The leading manufacturing industries are non-ferrous metallurgy, production of building materials, the energy sector and the timber and wood processing industry as well as food industry.

Electricity, heat and water are produced and distributed by a Rosenergoatom subsidiary, Bilibinskaya Nuclear Power Station, as well as Anadyrskaya Heat and Power Station and Chukotenergo Company. The Akademik Lomonosov floating heat and power station is operating in the area.

Agriculture accounts for less than 1% of the regional GDP. The key sectors are northern deer breeding, sea mammal hunting and poultry farming.


Culture and tourism

Due to its harsh climate and vast potential for development, Chukotka offers many opportunities, primarily to the enthusiasts of extreme and research tourism. Cruise ships are also used in the area. Cruise programmes include visits to unique natural, historical and cultural landmarks, such as Kitovaya Alleya (Whale Alley) on Ittigran Island, Lorinskiye thermal springs, ethnographic sites at capes Nunyamo and Dezhnyova and ethnic settlements.

A 10-metre-tall monument to St Nicholas the Wonderworker is an Anadyr landmark worth seeing. Next to it is Life-Giving Trinity Cathedral, Russia’s largest wooden church built on permafrost. It stands on piles lest its foundation begin to rot.

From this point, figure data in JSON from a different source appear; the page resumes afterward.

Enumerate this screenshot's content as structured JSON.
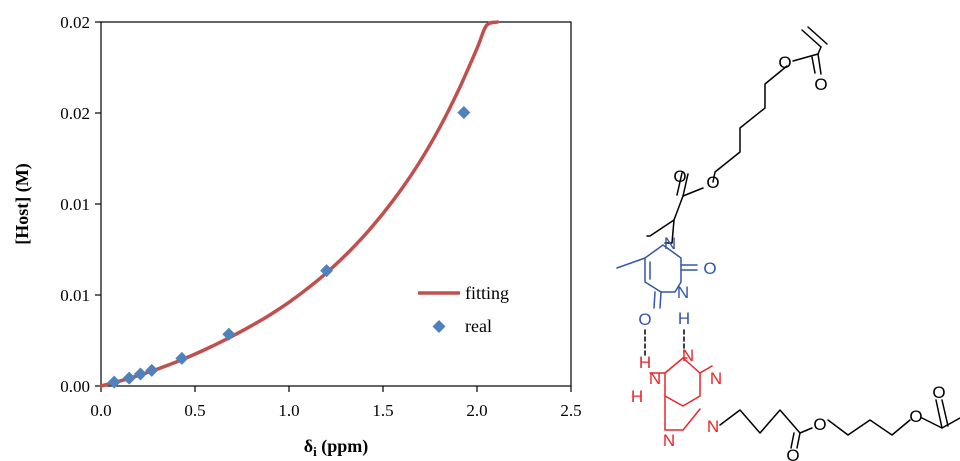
{
  "chart_data": {
    "type": "scatter",
    "xlabel_main": "δ",
    "xlabel_sub": "i",
    "xlabel_unit": " (ppm)",
    "ylabel": "[Host] (M)",
    "xlim": [
      0,
      2.5
    ],
    "ylim": [
      0,
      0.02
    ],
    "x_ticks": [
      "0.0",
      "0.5",
      "1.0",
      "1.5",
      "2.0",
      "2.5"
    ],
    "y_ticks": [
      "0.00",
      "0.01",
      "0.01",
      "0.02",
      "0.02"
    ],
    "legend_position": "center-right",
    "series": [
      {
        "name": "fitting",
        "kind": "line",
        "color": "#C0504D",
        "x": [
          0.0,
          0.1,
          0.2,
          0.3,
          0.4,
          0.5,
          0.6,
          0.7,
          0.8,
          0.9,
          1.0,
          1.1,
          1.2,
          1.3,
          1.4,
          1.5,
          1.6,
          1.7,
          1.8,
          1.9,
          2.0,
          2.05,
          2.11
        ],
        "y": [
          0.0,
          0.00027,
          0.00058,
          0.00093,
          0.00132,
          0.00175,
          0.00223,
          0.00275,
          0.00331,
          0.00392,
          0.0046,
          0.00537,
          0.00622,
          0.00718,
          0.00826,
          0.00948,
          0.01084,
          0.01239,
          0.01417,
          0.01622,
          0.01855,
          0.0198,
          0.02
        ]
      },
      {
        "name": "real",
        "kind": "scatter",
        "color": "#4F81BD",
        "x": [
          0.07,
          0.15,
          0.21,
          0.27,
          0.43,
          0.68,
          1.2,
          1.93
        ],
        "y": [
          0.00021,
          0.00043,
          0.00066,
          0.00086,
          0.00152,
          0.00284,
          0.00634,
          0.01503
        ]
      }
    ]
  },
  "molecule": {
    "colors": {
      "thymine": "#3355AA",
      "adenine": "#E8262A",
      "linker": "#000000"
    },
    "atoms": {
      "thy_n1": "N",
      "thy_n3": "N",
      "thy_o2": "O",
      "thy_o4": "O",
      "thy_h3": "H",
      "ade_n1": "N",
      "ade_n3": "N",
      "ade_n7": "N",
      "ade_n9": "N",
      "ade_nh": "N",
      "ade_h1": "H",
      "ade_h2": "H",
      "ester1_o_carbonyl": "O",
      "ester1_o_ether": "O",
      "acrylate1_o_ether": "O",
      "acrylate1_o_carbonyl": "O",
      "ester2_o_carbonyl": "O",
      "ester2_o_ether": "O",
      "acrylate2_o_ether": "O",
      "acrylate2_o_carbonyl": "O"
    }
  }
}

Those interested in the indigenous cultures will be attracted by the town of Uelen, Russia’s easternmost settlement where people first settled 2,000 years ago. Here they will become acquainted with the daily lives of the Chukchi and Eskimo and their traditional occupation, sea hunting, and visit a bone carving shop integrated with a museum to display a collection of genuine works of art made of walrus bone, leather, fur and whalebone.

Beringiya National Park on Wrangel Island, which at one time was the isthmus between the two continents, will attract tourists interested in nature and ethnic cultures. It keeps ice-bound carcasses of fleecy rhinos, bison and mammoth and was created to preserve the historical and cultural heritage, the unique hunting culture of Eskimo and Chukchi and biological diversity. Particularly popular among tourists are old Eskimo cultural landmarks that have survived in local villages.